Given the pandemic and daily increasing expansion of COVID-19 world-wide, paying special attention to women’s health is of vital importance. Women have been considered among the sensitive groups and are consequently in need of special care. Sexual health care programs and guidelines for women should be codified in global, national, and local levels. Thus, health care policymakers are recommended to develop special protective programs for supporting women and girls so as to protect and enhance their health as well as the health of their families and the community during the COVID-19 pandemic. – source
The coronavirus disease 2019 (COVID-19) pandemic has disrupted the sexual and reproductive health of women who have experienced induced abortion in early pregnancy, reports a recent China study.

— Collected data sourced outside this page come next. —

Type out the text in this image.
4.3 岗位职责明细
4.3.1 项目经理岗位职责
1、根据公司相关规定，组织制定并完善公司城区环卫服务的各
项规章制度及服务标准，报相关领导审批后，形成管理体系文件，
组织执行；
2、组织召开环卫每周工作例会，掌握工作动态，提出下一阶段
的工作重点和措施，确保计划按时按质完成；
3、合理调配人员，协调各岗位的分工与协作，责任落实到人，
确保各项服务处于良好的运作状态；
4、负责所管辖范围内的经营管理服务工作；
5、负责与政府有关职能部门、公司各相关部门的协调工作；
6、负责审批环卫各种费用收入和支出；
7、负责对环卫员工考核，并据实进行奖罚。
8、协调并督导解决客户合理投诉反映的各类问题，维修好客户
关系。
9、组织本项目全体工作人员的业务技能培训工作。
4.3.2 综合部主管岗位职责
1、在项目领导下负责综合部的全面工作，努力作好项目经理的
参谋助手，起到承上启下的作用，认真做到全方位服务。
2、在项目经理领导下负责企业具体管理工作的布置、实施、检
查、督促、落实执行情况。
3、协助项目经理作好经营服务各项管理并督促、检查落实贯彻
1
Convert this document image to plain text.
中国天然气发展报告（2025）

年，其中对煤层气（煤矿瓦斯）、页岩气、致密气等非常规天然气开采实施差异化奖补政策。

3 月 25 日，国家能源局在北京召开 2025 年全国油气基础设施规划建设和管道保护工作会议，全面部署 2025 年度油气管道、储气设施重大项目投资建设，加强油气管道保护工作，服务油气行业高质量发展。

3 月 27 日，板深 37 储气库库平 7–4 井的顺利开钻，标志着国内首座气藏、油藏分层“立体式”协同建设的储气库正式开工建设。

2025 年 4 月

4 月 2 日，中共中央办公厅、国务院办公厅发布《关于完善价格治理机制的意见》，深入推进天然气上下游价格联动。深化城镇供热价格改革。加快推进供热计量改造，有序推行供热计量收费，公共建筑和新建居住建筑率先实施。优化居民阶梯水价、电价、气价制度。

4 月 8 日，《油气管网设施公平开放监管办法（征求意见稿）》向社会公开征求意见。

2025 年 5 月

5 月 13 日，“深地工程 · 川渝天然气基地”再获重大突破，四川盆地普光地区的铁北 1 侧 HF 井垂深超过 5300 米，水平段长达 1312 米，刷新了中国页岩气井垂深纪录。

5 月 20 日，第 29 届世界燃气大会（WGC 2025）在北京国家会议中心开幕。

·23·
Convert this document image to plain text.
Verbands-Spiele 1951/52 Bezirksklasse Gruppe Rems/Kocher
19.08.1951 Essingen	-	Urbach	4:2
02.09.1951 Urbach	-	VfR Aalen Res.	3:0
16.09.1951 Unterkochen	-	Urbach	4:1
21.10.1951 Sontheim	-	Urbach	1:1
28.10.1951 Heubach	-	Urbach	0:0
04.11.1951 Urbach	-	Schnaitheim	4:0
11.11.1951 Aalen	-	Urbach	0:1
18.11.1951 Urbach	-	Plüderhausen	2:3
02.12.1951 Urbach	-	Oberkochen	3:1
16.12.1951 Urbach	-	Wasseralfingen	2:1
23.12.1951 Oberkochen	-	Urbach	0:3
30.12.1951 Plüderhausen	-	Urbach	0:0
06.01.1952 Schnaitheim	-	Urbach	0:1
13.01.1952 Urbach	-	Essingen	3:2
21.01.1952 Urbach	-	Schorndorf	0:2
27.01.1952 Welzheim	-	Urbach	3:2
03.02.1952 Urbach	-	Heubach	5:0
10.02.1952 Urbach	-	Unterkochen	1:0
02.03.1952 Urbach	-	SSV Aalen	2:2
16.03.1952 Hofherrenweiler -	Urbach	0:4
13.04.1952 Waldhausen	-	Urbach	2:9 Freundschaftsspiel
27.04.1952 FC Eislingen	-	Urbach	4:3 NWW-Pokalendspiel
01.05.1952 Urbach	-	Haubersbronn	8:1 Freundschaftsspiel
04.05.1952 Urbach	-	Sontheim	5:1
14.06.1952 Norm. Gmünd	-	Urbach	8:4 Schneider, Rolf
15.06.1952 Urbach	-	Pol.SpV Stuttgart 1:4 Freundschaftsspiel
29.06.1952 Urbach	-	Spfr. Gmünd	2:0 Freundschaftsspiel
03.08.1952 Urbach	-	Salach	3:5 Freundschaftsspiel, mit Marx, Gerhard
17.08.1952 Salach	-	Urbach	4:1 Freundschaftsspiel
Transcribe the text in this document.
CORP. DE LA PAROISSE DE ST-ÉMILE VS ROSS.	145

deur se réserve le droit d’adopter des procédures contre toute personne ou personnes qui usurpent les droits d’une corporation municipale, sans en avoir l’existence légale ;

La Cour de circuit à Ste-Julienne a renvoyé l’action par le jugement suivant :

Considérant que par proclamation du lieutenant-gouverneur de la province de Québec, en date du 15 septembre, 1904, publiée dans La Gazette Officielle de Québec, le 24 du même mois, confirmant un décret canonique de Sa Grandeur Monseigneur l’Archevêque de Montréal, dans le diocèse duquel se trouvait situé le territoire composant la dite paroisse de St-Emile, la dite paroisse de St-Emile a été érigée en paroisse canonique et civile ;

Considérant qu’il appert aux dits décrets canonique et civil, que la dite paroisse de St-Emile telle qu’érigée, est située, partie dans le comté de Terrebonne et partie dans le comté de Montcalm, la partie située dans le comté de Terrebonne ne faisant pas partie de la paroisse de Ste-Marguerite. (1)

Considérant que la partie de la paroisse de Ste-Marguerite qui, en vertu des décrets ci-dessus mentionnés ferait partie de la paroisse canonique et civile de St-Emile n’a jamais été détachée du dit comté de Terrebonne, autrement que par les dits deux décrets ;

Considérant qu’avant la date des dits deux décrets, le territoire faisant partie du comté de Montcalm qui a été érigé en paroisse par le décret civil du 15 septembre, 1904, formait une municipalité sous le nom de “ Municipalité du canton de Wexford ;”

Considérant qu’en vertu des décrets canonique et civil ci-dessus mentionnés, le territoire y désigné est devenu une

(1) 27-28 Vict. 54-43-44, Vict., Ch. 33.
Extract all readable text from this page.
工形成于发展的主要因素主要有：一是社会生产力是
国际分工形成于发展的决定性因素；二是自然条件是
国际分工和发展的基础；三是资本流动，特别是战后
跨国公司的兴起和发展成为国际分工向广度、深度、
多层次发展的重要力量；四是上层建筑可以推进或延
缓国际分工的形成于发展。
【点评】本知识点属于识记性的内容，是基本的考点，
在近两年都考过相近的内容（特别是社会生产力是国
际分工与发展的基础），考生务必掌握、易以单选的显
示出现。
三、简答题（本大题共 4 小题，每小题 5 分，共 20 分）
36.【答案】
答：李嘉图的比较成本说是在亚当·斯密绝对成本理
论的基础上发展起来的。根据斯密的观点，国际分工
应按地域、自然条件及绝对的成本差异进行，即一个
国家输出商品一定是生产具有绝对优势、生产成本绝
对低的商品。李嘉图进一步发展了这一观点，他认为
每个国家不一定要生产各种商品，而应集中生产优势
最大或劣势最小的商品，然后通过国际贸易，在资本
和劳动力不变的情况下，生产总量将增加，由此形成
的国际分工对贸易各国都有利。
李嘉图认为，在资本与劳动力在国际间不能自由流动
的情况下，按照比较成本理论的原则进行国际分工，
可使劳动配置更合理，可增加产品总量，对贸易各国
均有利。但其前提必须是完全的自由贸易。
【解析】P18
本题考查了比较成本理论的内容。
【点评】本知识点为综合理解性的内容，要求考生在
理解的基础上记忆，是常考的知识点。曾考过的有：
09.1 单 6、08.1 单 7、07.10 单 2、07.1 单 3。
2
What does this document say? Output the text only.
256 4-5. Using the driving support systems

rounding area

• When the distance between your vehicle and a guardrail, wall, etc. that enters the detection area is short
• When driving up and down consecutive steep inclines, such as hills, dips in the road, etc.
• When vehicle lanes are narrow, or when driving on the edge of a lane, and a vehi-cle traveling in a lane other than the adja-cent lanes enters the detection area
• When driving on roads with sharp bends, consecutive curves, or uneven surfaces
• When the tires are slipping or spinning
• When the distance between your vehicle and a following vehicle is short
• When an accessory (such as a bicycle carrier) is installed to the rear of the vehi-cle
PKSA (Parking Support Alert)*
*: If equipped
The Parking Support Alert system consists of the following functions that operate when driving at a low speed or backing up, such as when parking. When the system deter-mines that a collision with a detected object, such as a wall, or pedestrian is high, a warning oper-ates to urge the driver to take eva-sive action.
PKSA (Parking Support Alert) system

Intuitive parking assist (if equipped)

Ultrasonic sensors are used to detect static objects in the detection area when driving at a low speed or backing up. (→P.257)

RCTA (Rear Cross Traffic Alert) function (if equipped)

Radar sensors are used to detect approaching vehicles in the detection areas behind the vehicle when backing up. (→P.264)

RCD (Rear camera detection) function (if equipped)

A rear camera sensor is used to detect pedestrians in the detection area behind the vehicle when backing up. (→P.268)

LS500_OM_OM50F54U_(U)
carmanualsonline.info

Researchers enrolled 3,789 eligible participants, of whom 2,054 contributed data from before the pandemic and 1,735 provided information during the COVID-19 lockdown. The variables of interest included frequency of intercourse, contraceptive use, reasons for abortion, and choice of abortion methods.
Frequency of sexual intercourse was significantly decreased during lockdown compared to the pre-pandemic period (p<0.001). Multivariable logistic regression analysis found that the COVID-19 lockdown was correlated with a nearly threefold increase in the likelihood of low intercourse frequency (odds ratio [OR], 2.878, 95 percent confidence interval [CI], 2.485–3.332).
Meanwhile, contraception was significantly increased during the pandemic (p<0.001). In particular, the use of condoms, the rhythm method, and coitus interruptus all grew in prevalence (p<0.001 for all), while fewer women used oral contraceptives (p<0.001).
Seeking out abortion services due to social factors likewise increased during the COVID-19 lockdown (p<0.001), though no change in the choice of abortion methods was reported (p=0.360). In particular, most continued to choose surgical abortion over medical methods.
“These findings demonstrate that the pandemic dramatically affects sexual health among women. Basic reproductive health services and contraceptives supply chain operations should be guaranteed to protect the rights and health of women during the COVID-19 pandemic. Future research should look into the long-term impact of the COVID-19 pandemic on sexual and reproductive health,” the researchers said.